4.    Pemikiran-pemikiran filsuf tersebut muncul dikarenakan terjadi kontak antara pemikir Yunani, dengan Babilonia dan Mesir.
5.    Pemikiran-pemikiran spekulatif dari Thales, Anaximander, dan Anaximanes bisa di anggap sebagai hipotesa-hipotesa ilmiah, dikarenakan pemikiran mereka hampir tidak pernah mereka bangun dari ajaran-ajaran Olympian, tidak juga tercampur hasrat-hasrat antropomorfis, dan tidak juga tercampur dengan ide-ide moral yang mereka usung.
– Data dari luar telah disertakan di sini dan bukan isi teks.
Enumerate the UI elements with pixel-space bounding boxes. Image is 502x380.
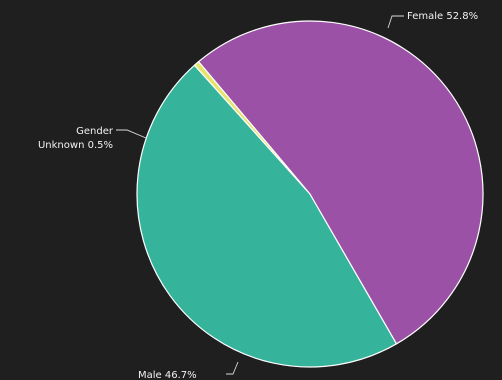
pie-slices <box>136 20 484 368</box>
leader-lines <box>116 15 404 375</box>
unknown-label-line-2: Unknown 0.5% <box>38 140 113 151</box>
female-label: Female 52.8% <box>407 11 478 22</box>
unknown-leader-line <box>116 129 147 139</box>
male-label: Male 46.7% <box>138 370 197 380</box>
female-leader-line <box>387 15 404 29</box>
unknown-label-line-1: Gender <box>76 126 114 137</box>
male-leader-line <box>226 361 239 375</box>
male-slice <box>136 64 398 368</box>
female-slice <box>198 20 484 345</box>
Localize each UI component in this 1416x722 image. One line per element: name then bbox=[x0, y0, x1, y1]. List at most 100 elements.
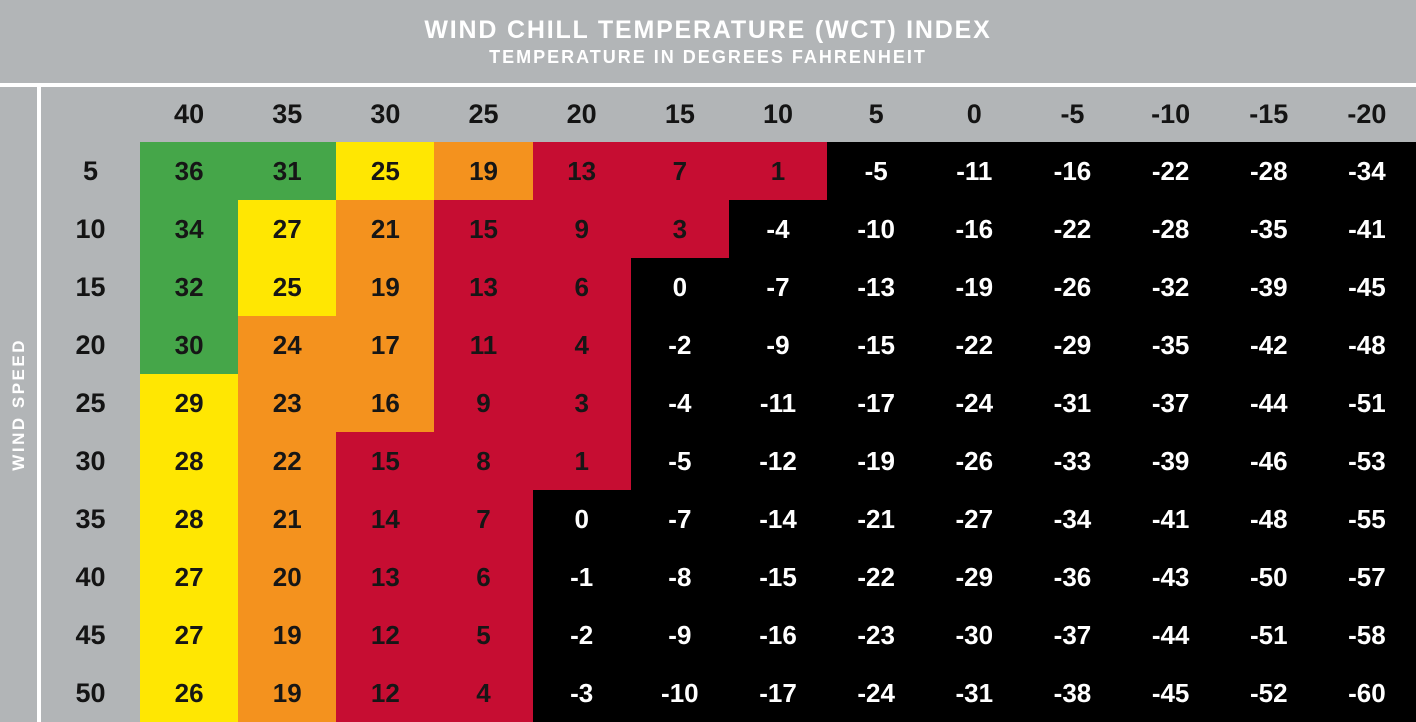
chart-title: WIND CHILL TEMPERATURE (WCT) INDEX bbox=[424, 15, 992, 44]
wind-speed-row-label: 40 bbox=[75, 561, 106, 592]
wct-value-cell: -9 bbox=[630, 606, 729, 664]
wct-value-cell: 23 bbox=[238, 374, 337, 432]
wct-value-cell: -5 bbox=[630, 432, 729, 490]
wct-value-cell: -10 bbox=[630, 664, 729, 722]
wct-value-cell: -21 bbox=[827, 490, 926, 548]
temperature-header-cell: 20 bbox=[566, 99, 597, 129]
wct-value-cell: -26 bbox=[925, 432, 1024, 490]
temperature-header-cell: 5 bbox=[868, 99, 884, 129]
wct-value-cell: 19 bbox=[238, 606, 337, 664]
temperature-header-cell: 15 bbox=[664, 99, 695, 129]
wct-value-cell: 27 bbox=[140, 606, 239, 664]
wct-value-cell: -4 bbox=[728, 200, 828, 258]
wct-value-cell: 32 bbox=[140, 258, 239, 316]
wct-value-cell: -57 bbox=[1317, 548, 1416, 606]
wind-speed-row-label: 20 bbox=[75, 329, 106, 360]
wct-value-cell: -50 bbox=[1219, 548, 1318, 606]
wct-value-cell: -22 bbox=[1023, 200, 1122, 258]
wct-value-cell: 24 bbox=[238, 316, 337, 374]
wct-value-cell: -15 bbox=[728, 548, 828, 606]
wct-value-cell: -7 bbox=[728, 258, 828, 316]
wct-value-cell: 11 bbox=[434, 316, 533, 374]
wct-value-cell: -34 bbox=[1023, 490, 1122, 548]
wct-value-cell: -55 bbox=[1317, 490, 1416, 548]
wct-value-cell: -2 bbox=[532, 606, 631, 664]
wind-speed-row-label: 10 bbox=[75, 213, 106, 244]
wct-value-cell: -2 bbox=[630, 316, 729, 374]
wct-value-cell: 25 bbox=[238, 258, 337, 316]
wct-value-cell: 31 bbox=[238, 142, 337, 200]
temperature-header-cell: 25 bbox=[468, 99, 499, 129]
wct-value-cell: -1 bbox=[532, 548, 631, 606]
wind-speed-axis: WIND SPEED bbox=[0, 87, 37, 722]
wct-value-cell: -36 bbox=[1023, 548, 1122, 606]
temperature-header-cell: -20 bbox=[1347, 99, 1387, 129]
wct-value-cell: -48 bbox=[1317, 316, 1416, 374]
wind-speed-row-label: 35 bbox=[75, 503, 106, 534]
wct-value-cell: 4 bbox=[434, 664, 533, 722]
wct-value-cell: -28 bbox=[1219, 142, 1318, 200]
wind-speed-row-label: 15 bbox=[75, 271, 106, 302]
temperature-header-cell: 35 bbox=[272, 99, 303, 129]
wct-value-cell: 7 bbox=[630, 142, 729, 200]
wct-value-cell: -44 bbox=[1121, 606, 1220, 664]
chart-subtitle: TEMPERATURE IN DEGREES FAHRENHEIT bbox=[489, 46, 927, 67]
wct-value-cell: 3 bbox=[630, 200, 729, 258]
wct-value-cell: 7 bbox=[434, 490, 533, 548]
wct-value-cell: -42 bbox=[1219, 316, 1318, 374]
temperature-header-cell: -5 bbox=[1060, 99, 1085, 129]
wct-value-cell: -48 bbox=[1219, 490, 1318, 548]
wct-value-cell: 0 bbox=[532, 490, 631, 548]
wct-value-cell: -16 bbox=[1023, 142, 1122, 200]
wct-value-cell: -30 bbox=[925, 606, 1024, 664]
wct-value-cell: -7 bbox=[630, 490, 729, 548]
wct-value-cell: 12 bbox=[336, 606, 435, 664]
wct-value-cell: -17 bbox=[728, 664, 828, 722]
wct-value-cell: -31 bbox=[925, 664, 1024, 722]
wct-value-cell: -19 bbox=[925, 258, 1024, 316]
wct-value-cell: -45 bbox=[1317, 258, 1416, 316]
wct-value-cell: -22 bbox=[1121, 142, 1220, 200]
wct-value-cell: -9 bbox=[728, 316, 828, 374]
axis-divider bbox=[37, 87, 41, 722]
wct-value-cell: 20 bbox=[238, 548, 337, 606]
wct-value-cell: 12 bbox=[336, 664, 435, 722]
wct-value-cell: -22 bbox=[827, 548, 926, 606]
wct-value-cell: -3 bbox=[532, 664, 631, 722]
temperature-header-cell: -10 bbox=[1151, 99, 1191, 129]
wct-value-cell: -43 bbox=[1121, 548, 1220, 606]
wct-value-cell: -34 bbox=[1317, 142, 1416, 200]
wind-speed-row-label: 5 bbox=[82, 155, 99, 186]
wct-value-cell: 19 bbox=[336, 258, 435, 316]
temperature-header-cell: 0 bbox=[966, 99, 982, 129]
wct-value-cell: -39 bbox=[1219, 258, 1318, 316]
wct-value-cell: -53 bbox=[1317, 432, 1416, 490]
wct-value-cell: -46 bbox=[1219, 432, 1318, 490]
wct-value-cell: -41 bbox=[1317, 200, 1416, 258]
wct-value-cell: -14 bbox=[728, 490, 828, 548]
wct-value-cell: -12 bbox=[728, 432, 828, 490]
wct-value-cell: 26 bbox=[140, 664, 239, 722]
wct-value-cell: 6 bbox=[434, 548, 533, 606]
wct-value-cell: -27 bbox=[925, 490, 1024, 548]
wct-value-cell: 8 bbox=[434, 432, 533, 490]
wct-value-cell: -26 bbox=[1023, 258, 1122, 316]
wct-value-cell: -45 bbox=[1121, 664, 1220, 722]
wct-value-cell: 28 bbox=[140, 490, 239, 548]
wct-value-cell: -33 bbox=[1023, 432, 1122, 490]
wct-value-cell: 21 bbox=[336, 200, 435, 258]
wct-value-cell: -5 bbox=[827, 142, 926, 200]
wct-value-cell: 29 bbox=[140, 374, 239, 432]
wct-value-cell: 16 bbox=[336, 374, 435, 432]
wct-value-cell: 14 bbox=[336, 490, 435, 548]
wct-value-cell: -16 bbox=[925, 200, 1024, 258]
wct-value-cell: -35 bbox=[1121, 316, 1220, 374]
wct-value-cell: -15 bbox=[827, 316, 926, 374]
wct-value-cell: -58 bbox=[1317, 606, 1416, 664]
wct-value-cell: -24 bbox=[925, 374, 1024, 432]
wct-value-cell: -41 bbox=[1121, 490, 1220, 548]
wct-value-cell: 27 bbox=[238, 200, 337, 258]
wct-value-cell: 19 bbox=[238, 664, 337, 722]
header-divider bbox=[0, 83, 1416, 87]
wct-value-cell: -10 bbox=[827, 200, 926, 258]
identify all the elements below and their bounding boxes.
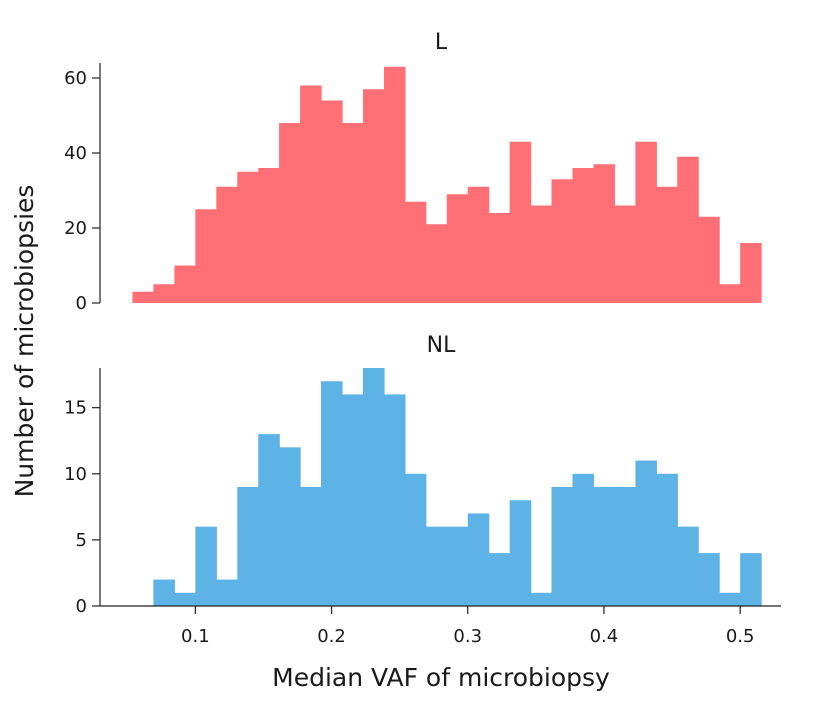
- panel-l-bar: [719, 284, 741, 303]
- panel-l-bar: [383, 66, 406, 303]
- panel-nl-bar: [698, 553, 720, 606]
- panel-nl-bar: [300, 487, 322, 606]
- panel-l-bar: [300, 85, 322, 303]
- panel-l-bar: [425, 224, 448, 303]
- panel-l-bar: [551, 179, 574, 303]
- panel-nl-bar: [195, 526, 217, 606]
- x-tick-label: 0.2: [317, 626, 346, 647]
- panel-nl-bar: [425, 526, 448, 606]
- panel-nl-bar: [258, 434, 280, 606]
- panel-nl-bar: [614, 487, 636, 606]
- panel-l-bars: [132, 66, 762, 303]
- panel-nl-bar: [404, 473, 427, 606]
- panel-l-bar: [132, 291, 154, 303]
- panel-nl-bar: [551, 487, 574, 606]
- panel-l-bar: [174, 265, 196, 303]
- panel-l-bar: [614, 205, 636, 303]
- panel-l-bar: [656, 186, 678, 303]
- panel-l-bar: [153, 284, 175, 303]
- panel-nl-bar: [383, 394, 406, 606]
- panel-l-bar: [363, 89, 385, 303]
- x-axis-title: Median VAF of microbiopsy: [272, 663, 610, 692]
- panel-l-bar: [530, 205, 553, 303]
- panel-l-bar: [467, 186, 490, 303]
- panel-l-bar: [342, 123, 364, 303]
- panel-nl-bar: [509, 500, 532, 606]
- panel-nl-bar: [593, 487, 615, 606]
- x-tick-label: 0.5: [726, 626, 755, 647]
- panel-l-bar: [593, 164, 615, 303]
- panel-l-bar: [509, 141, 532, 303]
- panel-nl-bar: [321, 381, 343, 606]
- panel-nl-bar: [237, 487, 259, 606]
- panel-nl-bar: [719, 592, 741, 606]
- panel-nl-bar: [174, 592, 196, 606]
- panel-nl: NL 0 5 10 15 0.1 0.2 0.3 0.4 0.5: [64, 333, 781, 647]
- panel-nl-bar: [279, 447, 301, 606]
- panel-nl-bar: [572, 473, 595, 606]
- panel-l-y-tick-label: 60: [64, 68, 87, 89]
- panel-l-bar: [677, 156, 699, 303]
- panel-nl-bar: [656, 473, 678, 606]
- panel-l-y-tick-label: 20: [64, 218, 87, 239]
- panel-l-bar: [740, 243, 762, 303]
- panel-l-y-tick-label: 40: [64, 143, 87, 164]
- panel-nl-bar: [467, 513, 490, 606]
- y-axis-title: Number of microbiopsies: [10, 185, 39, 498]
- panel-nl-bar: [530, 592, 553, 606]
- panel-nl-bar: [363, 368, 385, 606]
- panel-l-bar: [572, 168, 595, 303]
- panel-nl-bar: [488, 553, 511, 606]
- panel-nl-title: NL: [427, 333, 456, 358]
- panel-nl-bar: [677, 526, 699, 606]
- panel-l-bar: [488, 213, 511, 303]
- panel-l-bar: [446, 194, 469, 303]
- panel-l-bar: [258, 168, 280, 303]
- panel-nl-bar: [446, 526, 469, 606]
- x-tick-label: 0.3: [453, 626, 482, 647]
- panel-nl-bar: [635, 460, 657, 606]
- panel-l-bar: [404, 201, 427, 303]
- panel-l-bar: [195, 209, 217, 303]
- panel-l: L 0 20 40 60: [64, 30, 762, 314]
- panel-nl-y-tick-label: 5: [76, 530, 87, 551]
- panel-nl-bar: [216, 579, 238, 606]
- panel-nl-bars: [153, 368, 762, 606]
- panel-l-bar: [635, 141, 657, 303]
- panel-nl-y-tick-label: 10: [64, 464, 87, 485]
- panel-nl-bar: [740, 553, 762, 606]
- panel-l-title: L: [435, 30, 448, 55]
- panel-l-bar: [321, 100, 343, 303]
- x-tick-label: 0.1: [181, 626, 210, 647]
- panel-nl-y-tick-label: 0: [76, 596, 87, 617]
- panel-l-y-tick-label: 0: [76, 293, 87, 314]
- panel-l-bar: [279, 123, 301, 303]
- x-tick-label: 0.4: [590, 626, 619, 647]
- panel-l-bar: [216, 186, 238, 303]
- panel-nl-bar: [153, 579, 175, 606]
- panel-nl-y-tick-label: 15: [64, 398, 87, 419]
- panel-l-bar: [237, 171, 259, 303]
- panel-l-bar: [698, 216, 720, 303]
- panel-nl-bar: [342, 394, 364, 606]
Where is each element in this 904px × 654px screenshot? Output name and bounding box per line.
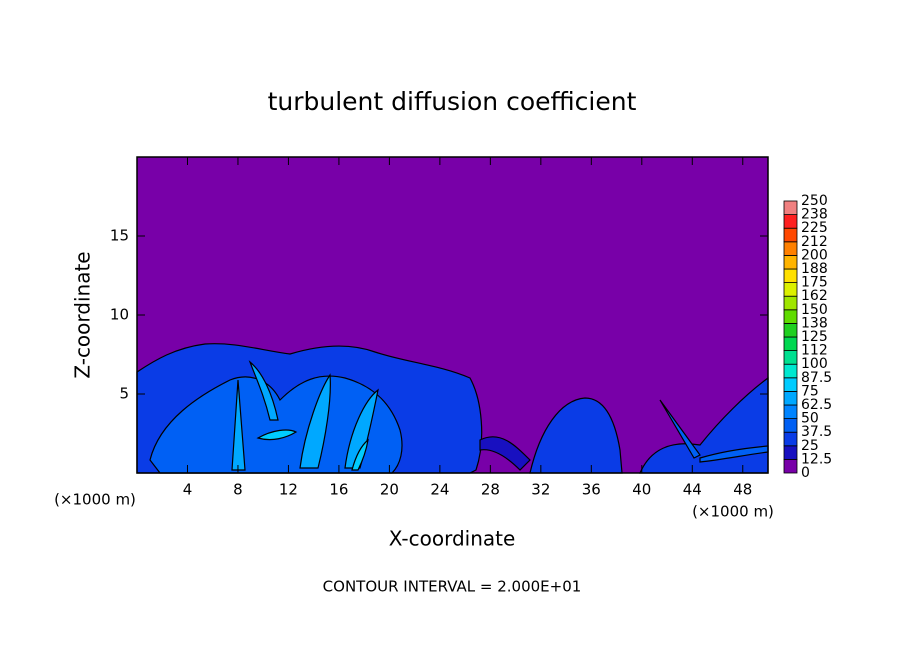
x-tick-label: 12 — [279, 481, 298, 499]
field-region — [231, 360, 379, 471]
colorbar-label: 250 — [801, 193, 828, 209]
colorbar-band — [783, 268, 798, 284]
colorbar-label: 0 — [801, 465, 810, 481]
colorbar-band — [783, 390, 798, 406]
x-tick-label: 16 — [329, 481, 348, 499]
colorbar-label: 87.5 — [801, 370, 832, 386]
colorbar-band — [783, 418, 798, 433]
colorbar-label: 200 — [801, 247, 828, 263]
colorbar-band — [783, 445, 798, 460]
colorbar-label: 238 — [801, 207, 828, 223]
y-axis-title: Z-coordinate — [71, 251, 95, 378]
field-region — [479, 436, 531, 471]
x-tick-label: 4 — [183, 481, 193, 499]
colorbar-band — [783, 431, 798, 447]
y-tick-label: 15 — [110, 227, 129, 245]
colorbar-label: 188 — [801, 261, 828, 277]
colorbar-band — [783, 254, 798, 270]
colorbar-band — [783, 295, 798, 311]
x-tick-label: 24 — [430, 481, 449, 499]
contour-interval: CONTOUR INTERVAL = 2.000E+01 — [323, 578, 582, 596]
x-axis-title: X-coordinate — [389, 527, 516, 551]
colorbar-label: 75 — [801, 383, 819, 399]
x-tick-label: 28 — [481, 481, 500, 499]
y-tick-label: 5 — [119, 385, 129, 403]
colorbar-label: 175 — [801, 275, 828, 291]
colorbar-label: 162 — [801, 288, 828, 304]
colorbar-label: 138 — [801, 315, 828, 331]
plot-area — [136, 156, 769, 474]
colorbar-label: 125 — [801, 329, 828, 345]
x-tick-label: 32 — [531, 481, 550, 499]
x-tick-label: 36 — [582, 481, 601, 499]
colorbar-band — [783, 322, 798, 338]
field-region — [639, 376, 769, 474]
colorbar-label: 225 — [801, 220, 828, 236]
colorbar-band — [783, 377, 798, 392]
colorbar-label: 25 — [801, 438, 819, 454]
colorbar-band — [783, 336, 798, 352]
colorbar-band — [783, 404, 798, 420]
field-region — [529, 397, 623, 474]
x-tick-label: 44 — [683, 481, 702, 499]
colorbar-label: 100 — [801, 356, 828, 372]
colorbar-band — [783, 363, 798, 379]
x-tick-label: 40 — [632, 481, 651, 499]
x-tick-label: 48 — [733, 481, 752, 499]
chart-title: turbulent diffusion coefficient — [268, 87, 637, 116]
colorbar-band — [783, 200, 798, 216]
colorbar-label: 150 — [801, 302, 828, 318]
y-tick-label: 10 — [110, 306, 129, 324]
colorbar-band — [783, 458, 798, 474]
colorbar-label: 62.5 — [801, 397, 832, 413]
colorbar-band — [783, 350, 798, 365]
colorbar-label: 112 — [801, 343, 828, 359]
colorbar-band — [783, 227, 798, 243]
colorbar-label: 212 — [801, 234, 828, 250]
x-tick-label: 20 — [380, 481, 399, 499]
colorbar-band — [783, 309, 798, 324]
field-region — [256, 429, 369, 471]
colorbar-label: 12.5 — [801, 451, 832, 467]
colorbar-label: 37.5 — [801, 424, 832, 440]
x-unit: (×1000 m) — [692, 503, 774, 521]
colorbar-band — [783, 241, 798, 256]
colorbar-band — [783, 214, 798, 229]
x-tick-label: 8 — [233, 481, 243, 499]
field-region — [149, 375, 403, 474]
colorbar-band — [783, 282, 798, 297]
x-unit: (×1000 m) — [54, 491, 136, 509]
colorbar-label: 50 — [801, 411, 819, 427]
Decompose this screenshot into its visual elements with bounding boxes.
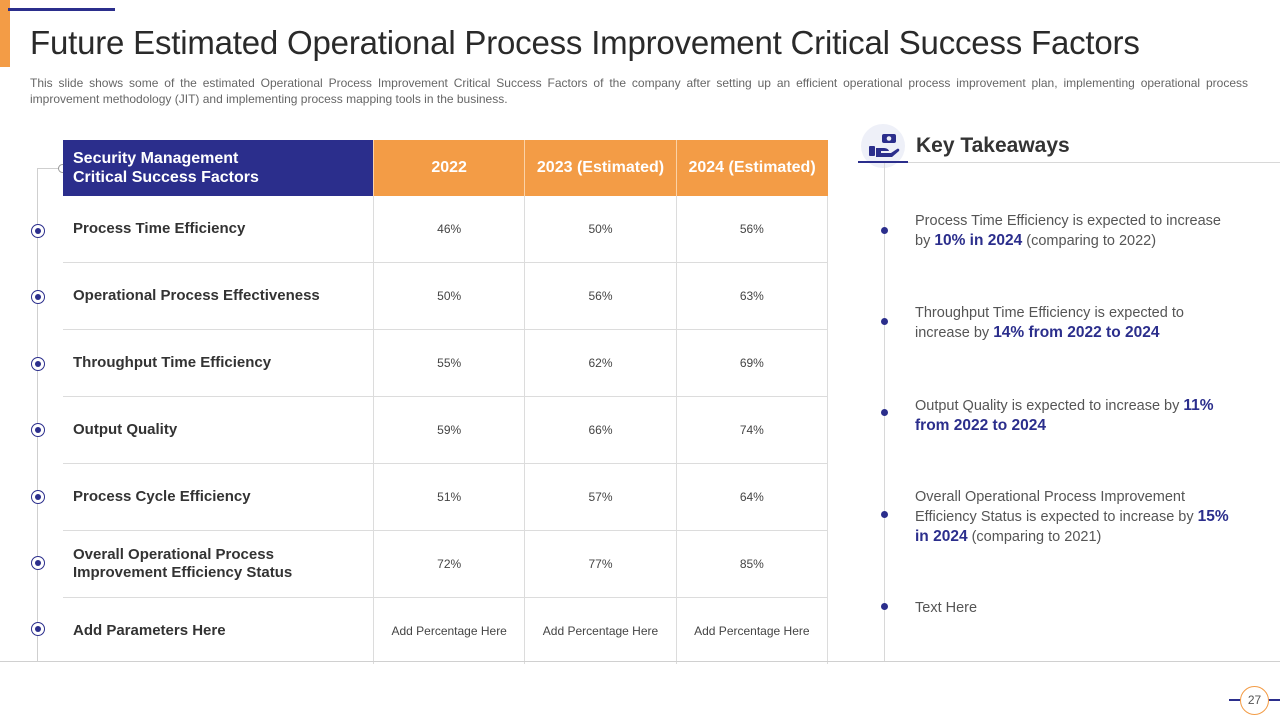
table-row: Process Cycle Efficiency 51% 57% 64% bbox=[63, 463, 829, 531]
takeaways-underline bbox=[858, 161, 908, 163]
bullet-icon bbox=[881, 409, 888, 416]
table-row: Add Parameters Here Add Percentage Here … bbox=[63, 597, 829, 665]
top-accent-line bbox=[8, 8, 115, 11]
bullet-icon bbox=[881, 318, 888, 325]
timeline-hook bbox=[37, 168, 63, 169]
row-marker-icon bbox=[31, 357, 45, 371]
value-2024: 63% bbox=[675, 262, 829, 330]
row-marker-icon bbox=[31, 556, 45, 570]
value-2023: 77% bbox=[524, 530, 677, 598]
row-label-line: Output Quality bbox=[73, 421, 178, 438]
takeaway-text: Overall Operational Process Improvement … bbox=[915, 489, 1198, 525]
hand-holding-money-icon bbox=[861, 124, 905, 168]
row-label: Process Time Efficiency bbox=[63, 196, 374, 263]
row-marker-icon bbox=[31, 290, 45, 304]
value-2022: 51% bbox=[372, 463, 525, 531]
table-row: Output Quality 59% 66% 74% bbox=[63, 396, 829, 464]
table-row: Operational Process Effectiveness 50% 56… bbox=[63, 262, 829, 330]
header-2023: 2023 (Estimated) bbox=[524, 140, 677, 196]
value-2024: Add Percentage Here bbox=[675, 597, 829, 664]
value-2024: 56% bbox=[675, 196, 829, 263]
takeaway-item: Text Here bbox=[915, 599, 1240, 618]
row-label: Overall Operational Process Improvement … bbox=[63, 530, 374, 598]
value-2022: 55% bbox=[372, 329, 525, 397]
header-2024: 2024 (Estimated) bbox=[675, 140, 828, 196]
value-2024: 64% bbox=[675, 463, 829, 531]
value-2022: 50% bbox=[372, 262, 525, 330]
row-marker-icon bbox=[31, 622, 45, 636]
takeaway-item: Output Quality is expected to increase b… bbox=[915, 396, 1240, 436]
takeaway-text: (comparing to 2022) bbox=[1022, 233, 1157, 249]
takeaway-item: Throughput Time Efficiency is expected t… bbox=[915, 304, 1240, 343]
page-number: 27 bbox=[1240, 686, 1269, 715]
takeaways-title: Key Takeaways bbox=[916, 134, 1070, 157]
takeaways-rule bbox=[908, 162, 1280, 163]
row-label-line: Overall Operational Process bbox=[73, 546, 274, 563]
header-factor-line2: Critical Success Factors bbox=[73, 169, 259, 186]
takeaway-text: (comparing to 2021) bbox=[967, 529, 1102, 545]
row-label-line: Operational Process Effectiveness bbox=[73, 287, 320, 304]
header-factor-line1: Security Management bbox=[73, 150, 239, 167]
bullet-icon bbox=[881, 603, 888, 610]
row-label-line: Process Cycle Efficiency bbox=[73, 488, 251, 505]
row-label: Operational Process Effectiveness bbox=[63, 262, 374, 330]
row-label-line: Process Time Efficiency bbox=[73, 220, 246, 237]
takeaway-highlight: 15% in 2024 bbox=[915, 508, 1229, 545]
value-2024: 69% bbox=[675, 329, 829, 397]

[1] Ibid.,Hatta, Alam Pikiran,,,hal. 12. Akan tetapi, mengenai kapan masa hidup Anaximanes secara pasti,,,penulis belum menemukan data yang akurat. Dikarenkan masih banyaknya perbedaan pendapat mengenai hal tersebut. Sebagai contoh: Atang abdul hakim menuliskan bahwa Anaximanes hidup pada tahun 585-524 SM, lihat di: Atang Abdul Hakim dan Beni Ahmad Saebani, Filsafat Umum dari Metologi sampai Teofilosofi, (Bandung: Pustaka Setia, 2008), hal. 154. Kemudian, Bertrand Russell malah tidak menyebutkan kapan naximane hidup, namun beliau memberikan ciri-ciri bahwasannya yang jelas Anaximanes muncul sesudah Anaximander, dan dia sudah dewasa sebelum tahun 494 SM. Lihat di: Bertrand Russell, terj., Sigit Jatmiko, dkk., Sejarah Filsafat Barat, (Yogyakarta: Pustaka Pelajar, 2007), hal. 36.
[2] Ibid
[3] Ibid., Atang Abdul Hakim dan Beni Ahmad Saebani, ..., hal. 155.
[4] Ibid., Syahrastani, Al Milal wa Al Nihal, …, hal. 61.
[5] Ibid., Atang Abdul Hakim dan Beni Ahmad Saebani, ..., hal. 155.
[6] Ibid.,Hatta, Alam Pikiran,,,hal. 13.
[7] Ibid., Syahrastani, Al Milal wa Al Nihal, …, hal. 61.
[8] Ibid.,Hatta, Alam Pikiran,,,hal. 14.
[9] Ibid., Bertrand Russell, terj., Sigit Jatmiko, dkk., …, hal. 36.